Complications arising are associated with infection due to invasive mechanical ventilation, increased chances of ventilated related pneumonia and catheter-related bloodstream infection. Apart from these taking lots of drug medication required for treatment cause ulcer formation and may lead to GI tract bleeding. During longer hospital stay patient is bedridden and develops bedsores and ICU-related weakness. All these complications accounts for additional measures to be taken to prognoses the correct course of recovery.
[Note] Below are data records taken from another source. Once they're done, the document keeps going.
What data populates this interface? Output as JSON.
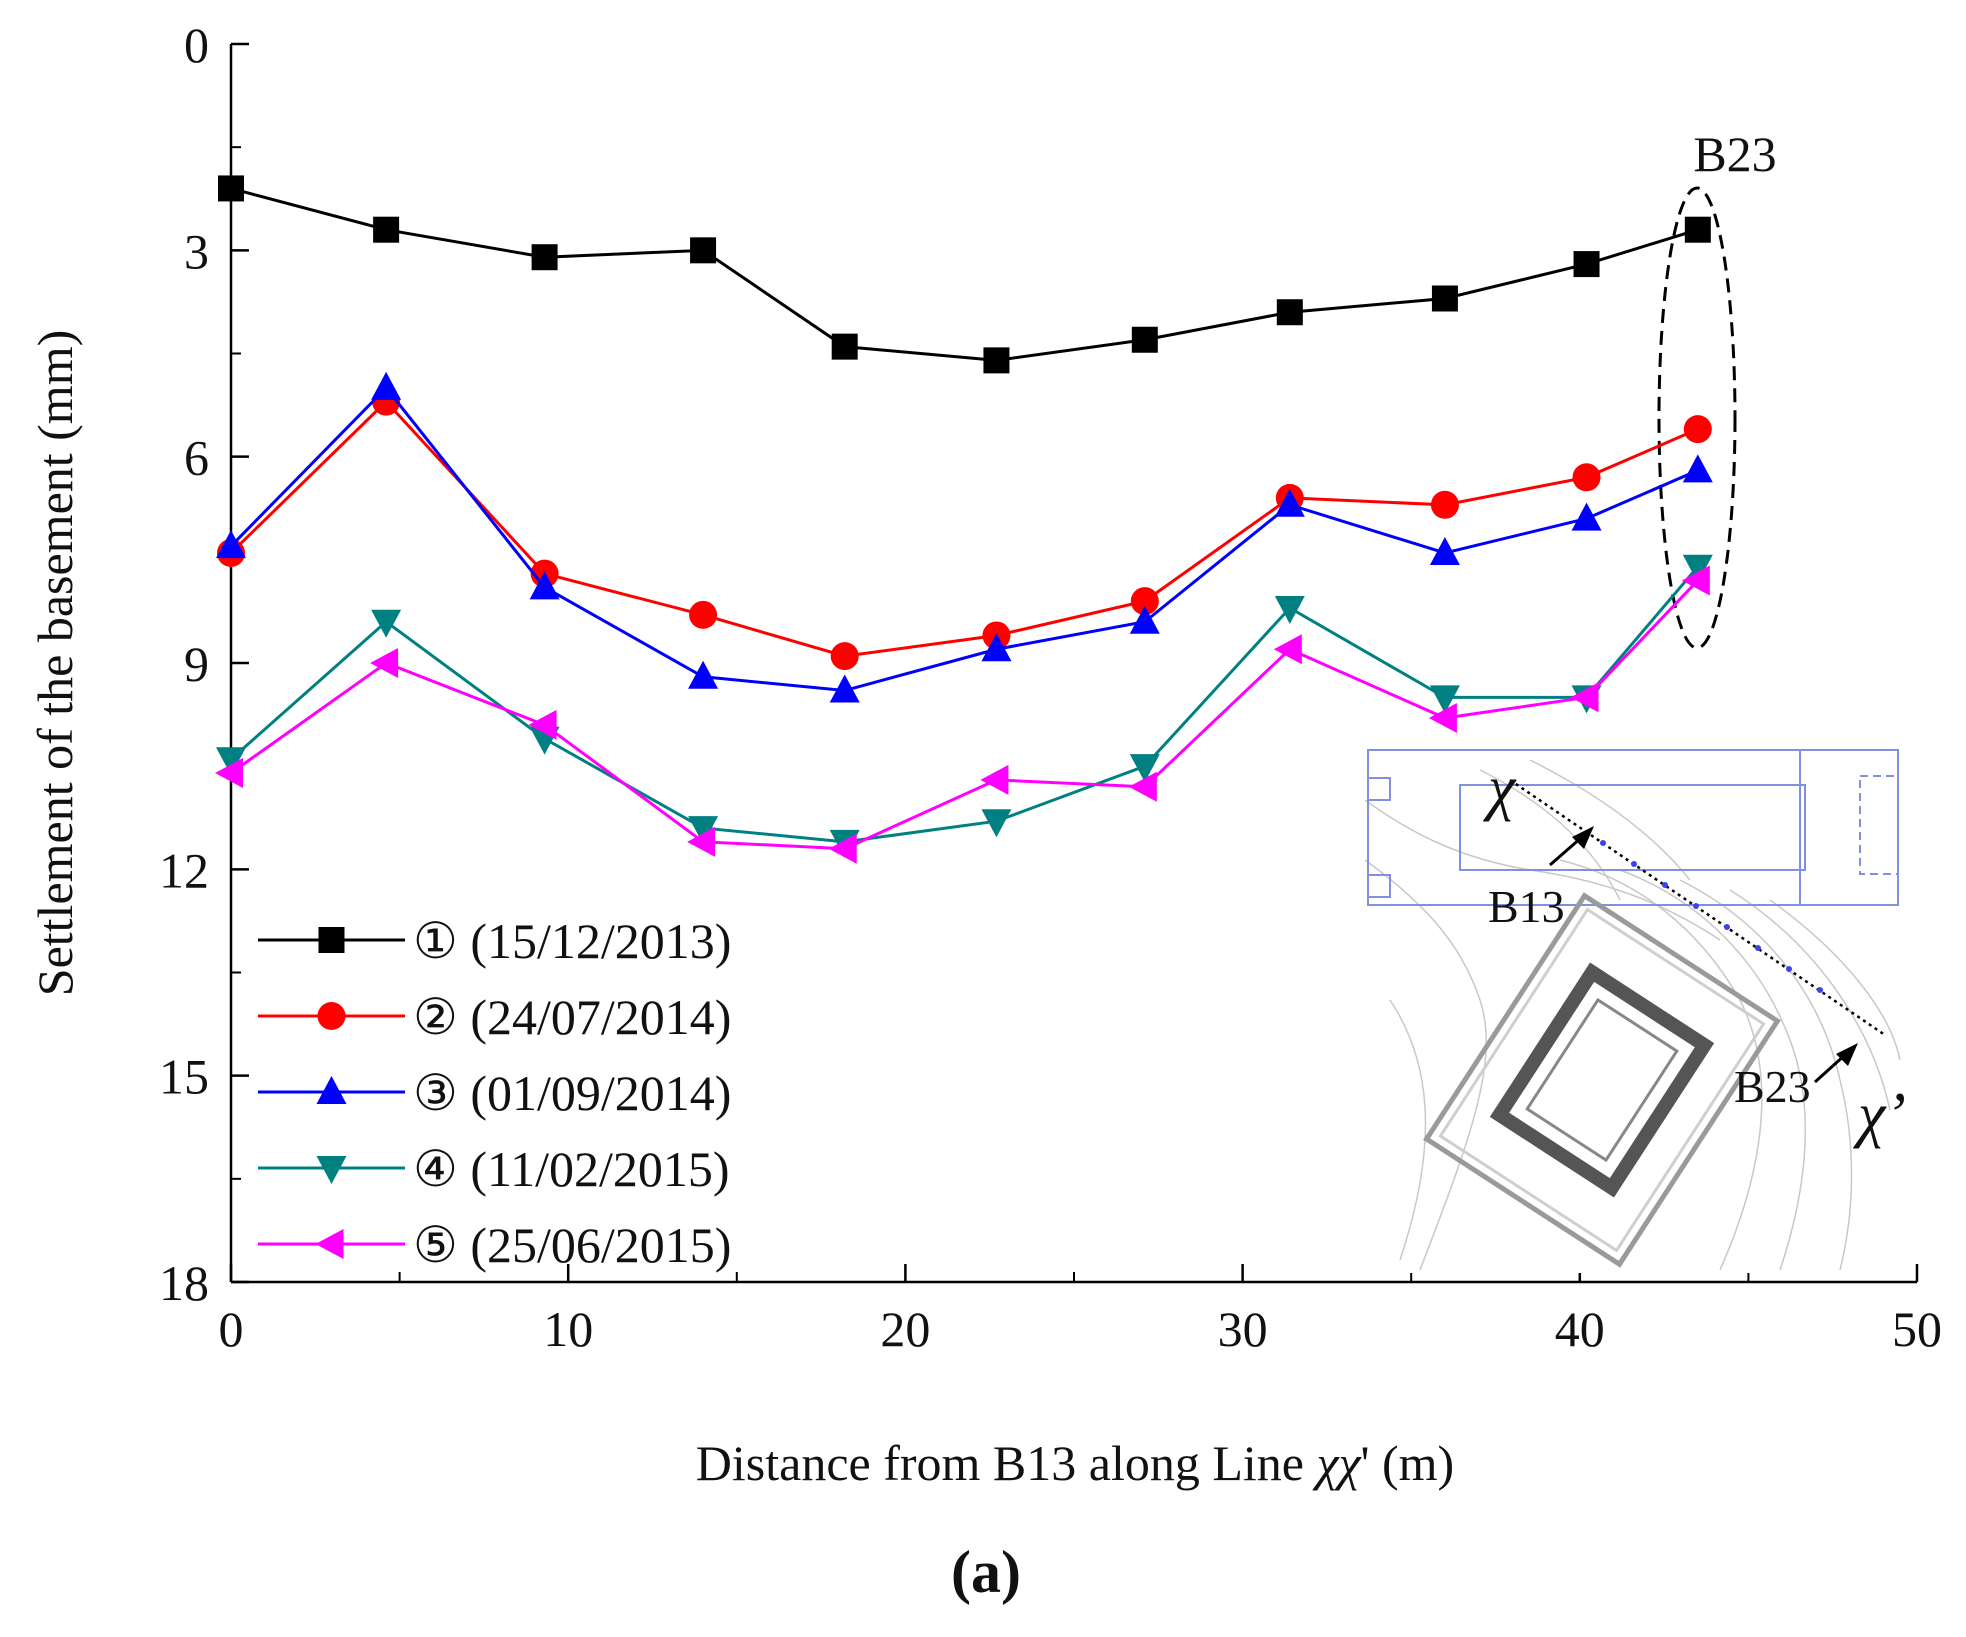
{
  "chart_data": {
    "type": "line",
    "title": "",
    "panel_label": "(a)",
    "xlabel_prefix": "Distance from B13 along Line ",
    "xlabel_symbol": "χχ",
    "xlabel_suffix": "' (m)",
    "ylabel": "Settlement of the basement (mm)",
    "xlim": [
      0,
      50
    ],
    "ylim": [
      0,
      18
    ],
    "y_inverted": true,
    "x_ticks": [
      0,
      10,
      20,
      30,
      40,
      50
    ],
    "y_ticks": [
      0,
      3,
      6,
      9,
      12,
      15,
      18
    ],
    "x_tick_labels": [
      "0",
      "10",
      "20",
      "30",
      "40",
      "50"
    ],
    "y_tick_labels": [
      "0",
      "3",
      "6",
      "9",
      "12",
      "15",
      "18"
    ],
    "legend_position": "bottom-left",
    "x": [
      0,
      4.6,
      9.3,
      14.0,
      18.2,
      22.7,
      27.1,
      31.4,
      36.0,
      40.2,
      43.5
    ],
    "series": [
      {
        "name": "① (15/12/2013)",
        "marker": "square",
        "color": "#000000",
        "values": [
          2.1,
          2.7,
          3.1,
          3.0,
          4.4,
          4.6,
          4.3,
          3.9,
          3.7,
          3.2,
          2.7
        ]
      },
      {
        "name": "② (24/07/2014)",
        "marker": "circle",
        "color": "#ff0000",
        "values": [
          7.4,
          5.2,
          7.7,
          8.3,
          8.9,
          8.6,
          8.1,
          6.6,
          6.7,
          6.3,
          5.6
        ]
      },
      {
        "name": "③ (01/09/2014)",
        "marker": "triangle-up",
        "color": "#0000ff",
        "values": [
          7.3,
          5.0,
          7.9,
          9.2,
          9.4,
          8.8,
          8.4,
          6.7,
          7.4,
          6.9,
          6.2
        ]
      },
      {
        "name": "④ (11/02/2015)",
        "marker": "triangle-down",
        "color": "#008080",
        "values": [
          10.4,
          8.4,
          10.1,
          11.4,
          11.6,
          11.3,
          10.5,
          8.2,
          9.5,
          9.5,
          7.6
        ]
      },
      {
        "name": "⑤ (25/06/2015)",
        "marker": "triangle-left",
        "color": "#ff00ff",
        "values": [
          10.6,
          9.0,
          9.9,
          11.6,
          11.7,
          10.7,
          10.8,
          8.8,
          9.8,
          9.5,
          7.8
        ]
      }
    ],
    "annotations": {
      "top_label": "B23",
      "inset": {
        "line_start_label": "χ",
        "line_end_label": "χ’",
        "point_start_label": "B13",
        "point_end_label": "B23"
      }
    }
  }
}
SARS-CoV-2 has infected a large number of population all across the globe. While researches are going on to find cure and treatment still not available calls for symptomatic management. This has recommended to testing and trials using various proposed medication showing promising results to treat COVID19. Based on preclinical and clinical trials of potential therapeutic targets such as antivirals remdesivir and favipiravir, a high dose of anti-inflammatory medications and convalescent plasma therapy can be safe for the treatment of the disease. Additionally, various other measures should be accompanied to reduce the incidences of associated complications as well.